With 20 billion matches to date, Tinder is the world’s most popular app for meeting new people. Think of us as your most dependable wingman—wherever you go, we’ll be there. If you’re here to meet new people, expand your social network, meet locals when you’re traveling, or just live in the now, you’ve come to the right place. We’re called “the world’s hottest app” for a reason: we spark more than 26 million matches per day. How many dating apps do that?
I redesigned the Tinder app for fun because I’ve met women online and I like to work on products I actually use. I have always had an interest in the idea of love and relationships. After my girlfriend broke up with me, it was difficult for me and I wasn’t doing something right. I had to find a real solution rather than listening and following advice from people who had problems in their own relationships. I searched for experts and read books from the top psychologists, relationship counselors, persuasion, and pick-up.
It took me 2 months to finish this project. I spoke with users and I discovered that their main pain point was not being able to target a specific ethnicity and Tinder being too broad. For example, maybe one day the user was in the mood and looking for a German woman and the following day preferred a Brazilian woman. Similar to how on Yelp you can search for different foods—Chinese, Mexican, Thai, American, etc.
I was responsible for every aspect of design— heuristic analysis, surveys, interviews, creating an affinity diagram, sketching concepts, and low/high fidelity prototypes.
I went through and used the Tinder app and noted any observations I made. I included possible solutions for a more intuitive experience.
From the interviews, the common pain point was not being able to filter preferences by ethnicity because users want control of matches for a given day.
Other pain points I discovered was that Tinder matches were of average quality, some users aren’t looking for “hook-ups” and want a preference “looking for a relationship,” fake profile accounts, men looking for women and being matched with men, users being matched with people that are far away, etc.

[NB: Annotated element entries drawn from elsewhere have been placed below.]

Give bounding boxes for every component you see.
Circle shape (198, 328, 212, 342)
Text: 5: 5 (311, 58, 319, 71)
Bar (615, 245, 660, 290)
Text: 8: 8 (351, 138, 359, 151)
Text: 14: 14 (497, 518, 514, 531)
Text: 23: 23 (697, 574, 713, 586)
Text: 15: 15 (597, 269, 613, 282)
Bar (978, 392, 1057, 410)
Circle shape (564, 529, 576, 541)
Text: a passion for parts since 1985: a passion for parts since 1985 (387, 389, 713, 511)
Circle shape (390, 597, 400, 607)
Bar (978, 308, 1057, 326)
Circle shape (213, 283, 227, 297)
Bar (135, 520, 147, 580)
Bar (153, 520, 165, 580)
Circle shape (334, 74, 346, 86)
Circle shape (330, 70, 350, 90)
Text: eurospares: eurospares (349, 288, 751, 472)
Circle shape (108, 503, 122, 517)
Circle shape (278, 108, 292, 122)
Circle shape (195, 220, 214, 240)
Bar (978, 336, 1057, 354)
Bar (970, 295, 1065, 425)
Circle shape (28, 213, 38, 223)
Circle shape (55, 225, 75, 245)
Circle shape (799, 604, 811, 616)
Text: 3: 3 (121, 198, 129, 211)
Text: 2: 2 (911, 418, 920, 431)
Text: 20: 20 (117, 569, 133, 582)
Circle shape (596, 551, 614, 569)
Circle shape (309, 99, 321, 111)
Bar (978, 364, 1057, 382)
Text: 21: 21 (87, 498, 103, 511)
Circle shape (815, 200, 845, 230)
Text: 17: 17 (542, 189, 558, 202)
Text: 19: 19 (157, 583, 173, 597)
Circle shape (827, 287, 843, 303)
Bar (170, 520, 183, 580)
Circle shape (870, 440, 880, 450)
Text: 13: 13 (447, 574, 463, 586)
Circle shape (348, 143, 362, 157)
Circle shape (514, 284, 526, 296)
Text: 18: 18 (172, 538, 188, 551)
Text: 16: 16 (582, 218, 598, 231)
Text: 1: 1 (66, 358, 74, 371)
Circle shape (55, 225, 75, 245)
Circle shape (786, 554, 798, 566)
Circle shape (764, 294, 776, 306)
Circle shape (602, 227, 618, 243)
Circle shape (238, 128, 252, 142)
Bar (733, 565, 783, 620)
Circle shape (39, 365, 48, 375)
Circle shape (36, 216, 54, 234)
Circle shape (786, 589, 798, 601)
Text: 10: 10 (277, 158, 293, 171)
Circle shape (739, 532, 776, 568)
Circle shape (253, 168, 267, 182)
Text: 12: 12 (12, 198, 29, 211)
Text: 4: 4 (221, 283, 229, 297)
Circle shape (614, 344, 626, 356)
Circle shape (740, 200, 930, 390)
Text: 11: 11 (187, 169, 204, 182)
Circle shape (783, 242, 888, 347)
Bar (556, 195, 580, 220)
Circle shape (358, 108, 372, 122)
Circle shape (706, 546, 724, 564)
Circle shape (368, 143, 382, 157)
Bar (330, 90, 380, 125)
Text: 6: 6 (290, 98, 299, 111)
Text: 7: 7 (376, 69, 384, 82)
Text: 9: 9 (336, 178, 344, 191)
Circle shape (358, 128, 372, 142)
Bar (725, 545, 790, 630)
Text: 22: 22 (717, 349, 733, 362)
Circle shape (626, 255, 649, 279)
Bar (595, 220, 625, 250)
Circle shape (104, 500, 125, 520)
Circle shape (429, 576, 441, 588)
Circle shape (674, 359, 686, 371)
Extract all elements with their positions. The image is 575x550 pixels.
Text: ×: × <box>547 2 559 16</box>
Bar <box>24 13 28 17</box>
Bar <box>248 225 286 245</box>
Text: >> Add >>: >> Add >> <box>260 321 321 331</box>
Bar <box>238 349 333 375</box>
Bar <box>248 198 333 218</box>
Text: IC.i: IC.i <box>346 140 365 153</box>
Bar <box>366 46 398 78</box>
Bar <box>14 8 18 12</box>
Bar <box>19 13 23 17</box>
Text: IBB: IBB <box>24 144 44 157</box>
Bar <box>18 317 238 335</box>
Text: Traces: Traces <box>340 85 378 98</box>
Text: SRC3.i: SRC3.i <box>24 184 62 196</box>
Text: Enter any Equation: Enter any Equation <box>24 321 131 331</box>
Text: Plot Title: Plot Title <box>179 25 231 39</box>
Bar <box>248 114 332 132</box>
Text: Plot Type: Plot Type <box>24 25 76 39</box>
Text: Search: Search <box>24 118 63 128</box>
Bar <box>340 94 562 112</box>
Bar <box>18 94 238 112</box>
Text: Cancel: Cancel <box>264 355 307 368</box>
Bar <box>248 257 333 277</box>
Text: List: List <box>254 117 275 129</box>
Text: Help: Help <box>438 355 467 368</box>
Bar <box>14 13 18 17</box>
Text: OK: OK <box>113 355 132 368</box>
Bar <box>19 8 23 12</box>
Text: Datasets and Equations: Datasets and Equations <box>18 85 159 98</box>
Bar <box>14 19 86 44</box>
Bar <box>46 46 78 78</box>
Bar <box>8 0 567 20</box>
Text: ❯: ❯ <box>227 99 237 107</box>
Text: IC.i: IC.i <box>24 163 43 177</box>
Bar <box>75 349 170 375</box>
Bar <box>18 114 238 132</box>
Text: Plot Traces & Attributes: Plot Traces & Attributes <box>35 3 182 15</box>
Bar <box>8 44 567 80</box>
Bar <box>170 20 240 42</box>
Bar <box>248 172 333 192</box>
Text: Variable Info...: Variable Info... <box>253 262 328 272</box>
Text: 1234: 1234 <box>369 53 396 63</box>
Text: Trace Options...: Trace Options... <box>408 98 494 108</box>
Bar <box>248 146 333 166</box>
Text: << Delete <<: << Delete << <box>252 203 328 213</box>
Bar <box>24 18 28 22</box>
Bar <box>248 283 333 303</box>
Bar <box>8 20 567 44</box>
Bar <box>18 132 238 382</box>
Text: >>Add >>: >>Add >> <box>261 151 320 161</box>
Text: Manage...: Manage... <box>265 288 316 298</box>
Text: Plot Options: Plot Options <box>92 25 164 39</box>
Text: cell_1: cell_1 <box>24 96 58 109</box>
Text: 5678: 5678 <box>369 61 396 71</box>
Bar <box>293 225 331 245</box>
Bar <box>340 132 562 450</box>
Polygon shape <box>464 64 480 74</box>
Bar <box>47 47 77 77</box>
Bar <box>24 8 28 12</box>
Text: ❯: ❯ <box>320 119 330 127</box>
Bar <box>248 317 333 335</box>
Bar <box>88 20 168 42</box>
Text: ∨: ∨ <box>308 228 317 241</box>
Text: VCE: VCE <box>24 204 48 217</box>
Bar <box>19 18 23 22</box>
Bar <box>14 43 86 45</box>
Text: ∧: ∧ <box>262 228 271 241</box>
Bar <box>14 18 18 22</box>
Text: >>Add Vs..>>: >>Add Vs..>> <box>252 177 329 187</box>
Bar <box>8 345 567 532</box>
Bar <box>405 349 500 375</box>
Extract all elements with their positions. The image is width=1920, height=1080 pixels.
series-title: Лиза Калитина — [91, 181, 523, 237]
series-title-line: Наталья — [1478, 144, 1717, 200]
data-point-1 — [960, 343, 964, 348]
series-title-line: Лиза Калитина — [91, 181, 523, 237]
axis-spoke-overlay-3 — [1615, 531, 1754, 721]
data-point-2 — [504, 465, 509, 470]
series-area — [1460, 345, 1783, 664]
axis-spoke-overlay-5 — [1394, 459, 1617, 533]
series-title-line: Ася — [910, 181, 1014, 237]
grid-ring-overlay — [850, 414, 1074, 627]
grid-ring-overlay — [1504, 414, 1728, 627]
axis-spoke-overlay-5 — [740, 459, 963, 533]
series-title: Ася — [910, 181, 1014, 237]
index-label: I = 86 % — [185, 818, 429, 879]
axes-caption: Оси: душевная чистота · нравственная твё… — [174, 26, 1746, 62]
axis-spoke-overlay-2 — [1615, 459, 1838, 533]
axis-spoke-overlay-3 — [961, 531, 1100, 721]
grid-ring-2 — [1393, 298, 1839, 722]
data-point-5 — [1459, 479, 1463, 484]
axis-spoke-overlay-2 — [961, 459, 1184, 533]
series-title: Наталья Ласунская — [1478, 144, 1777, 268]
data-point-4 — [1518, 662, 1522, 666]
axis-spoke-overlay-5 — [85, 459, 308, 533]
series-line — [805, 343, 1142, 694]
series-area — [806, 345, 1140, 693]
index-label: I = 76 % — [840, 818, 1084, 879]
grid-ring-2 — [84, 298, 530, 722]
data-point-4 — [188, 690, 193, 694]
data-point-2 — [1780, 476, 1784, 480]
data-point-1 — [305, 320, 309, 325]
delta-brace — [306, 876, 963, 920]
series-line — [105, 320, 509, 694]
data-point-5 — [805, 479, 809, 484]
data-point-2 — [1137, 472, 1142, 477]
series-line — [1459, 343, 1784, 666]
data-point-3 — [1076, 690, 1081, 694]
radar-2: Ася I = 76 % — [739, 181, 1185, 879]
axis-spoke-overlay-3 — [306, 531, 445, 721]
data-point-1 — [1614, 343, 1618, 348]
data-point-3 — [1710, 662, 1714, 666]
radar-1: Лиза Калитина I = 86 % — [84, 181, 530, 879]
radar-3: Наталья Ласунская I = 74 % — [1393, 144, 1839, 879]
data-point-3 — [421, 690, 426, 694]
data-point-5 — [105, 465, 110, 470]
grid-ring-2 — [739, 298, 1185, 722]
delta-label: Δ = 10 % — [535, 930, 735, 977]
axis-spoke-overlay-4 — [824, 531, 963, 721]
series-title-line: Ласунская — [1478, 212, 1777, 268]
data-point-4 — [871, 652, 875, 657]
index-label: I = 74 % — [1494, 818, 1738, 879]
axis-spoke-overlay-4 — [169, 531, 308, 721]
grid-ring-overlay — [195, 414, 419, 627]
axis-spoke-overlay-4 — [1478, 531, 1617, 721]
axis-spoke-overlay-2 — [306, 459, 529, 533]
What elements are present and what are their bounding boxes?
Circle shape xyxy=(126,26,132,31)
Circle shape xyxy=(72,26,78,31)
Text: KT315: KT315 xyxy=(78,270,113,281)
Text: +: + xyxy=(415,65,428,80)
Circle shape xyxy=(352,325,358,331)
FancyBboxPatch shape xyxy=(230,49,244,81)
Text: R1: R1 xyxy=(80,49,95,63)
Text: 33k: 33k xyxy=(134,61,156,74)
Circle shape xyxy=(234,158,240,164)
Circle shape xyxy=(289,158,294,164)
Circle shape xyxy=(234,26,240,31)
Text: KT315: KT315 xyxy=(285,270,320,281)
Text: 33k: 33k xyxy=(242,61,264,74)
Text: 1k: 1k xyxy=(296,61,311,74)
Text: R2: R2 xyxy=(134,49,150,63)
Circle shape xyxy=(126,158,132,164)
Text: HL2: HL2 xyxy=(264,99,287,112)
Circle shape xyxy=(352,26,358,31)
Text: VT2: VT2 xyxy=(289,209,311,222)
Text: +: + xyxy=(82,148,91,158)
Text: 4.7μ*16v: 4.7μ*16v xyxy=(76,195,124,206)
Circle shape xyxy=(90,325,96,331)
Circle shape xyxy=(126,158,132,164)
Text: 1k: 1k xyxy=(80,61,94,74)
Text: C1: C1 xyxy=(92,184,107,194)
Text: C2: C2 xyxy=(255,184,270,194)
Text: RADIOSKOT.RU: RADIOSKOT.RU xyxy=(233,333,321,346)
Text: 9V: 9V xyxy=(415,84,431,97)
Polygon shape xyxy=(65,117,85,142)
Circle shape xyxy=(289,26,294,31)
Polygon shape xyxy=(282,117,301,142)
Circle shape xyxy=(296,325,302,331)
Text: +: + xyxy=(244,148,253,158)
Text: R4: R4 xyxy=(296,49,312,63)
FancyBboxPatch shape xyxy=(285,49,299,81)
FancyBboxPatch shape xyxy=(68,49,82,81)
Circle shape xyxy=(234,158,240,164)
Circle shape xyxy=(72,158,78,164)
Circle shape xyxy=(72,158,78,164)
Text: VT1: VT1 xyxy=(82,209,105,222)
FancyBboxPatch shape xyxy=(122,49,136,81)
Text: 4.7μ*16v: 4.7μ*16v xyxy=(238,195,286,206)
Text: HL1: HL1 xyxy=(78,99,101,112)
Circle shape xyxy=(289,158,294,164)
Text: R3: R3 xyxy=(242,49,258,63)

I organized and grouped all the pain points users had challenges with so I can better understand and empathize to find a solution. I grouped the pain points into 2 categories—functionality with the app and personal problems.
I created personas based on the research. I grouped each kind of person to be more targeted to cater to the user needs. Sean is grouped with people looking for a long-term relationship on Tinder.
From my research, I learned user pain points included: Women having more options and guys feeling disposable (10,000 swipes, 1000 messages sent, 10 replies, 3 dates), low attention span, getting rid of people looking for “friendships,” people feel they don’t fit in with the definition of mainstream beauty, etc.
I noticed a trend from the data that the users wanted to filter by ethnicity so I decided to tackle that pain point. Users could spend hours swiping and swiping on a broad pool of matches not targeted to their preferences.
For example, with Yelp, instead of searching for something broad like “food” and getting results like American, Mexican, Asian, Brazilian, etc. A user can get more specific to their preference like Mexican food.
I learned that users wanted to have a filter for ethnicity to have variety and narrow results, so I sketched out different variations and possible solutions to filter by ethnicity.
I have two solutions for creating a more specific and targeted system. Users can answer a questionnaire and have the algorithm narrow down matches. Or the option below, at the Tinder home screen there would be options for ethnicity preferences before swiping potential matches.
THINGS I LEARNED
I tested out the design with my friends and they found it easy to use and liked the filter feature. If I had access, I would be curious to know what challenges Tinder is currently facing.
Common problem users were having was matching with spam accounts. I wasn’t sure how to solve that problem, but I spoke to my friend and he had an interesting idea of utilizing face recognition where new users would have to verify their account by cross-checking their driver’s license and scanning their face. But I’m not sure how users would feel about sharing personal information like their driver’s license.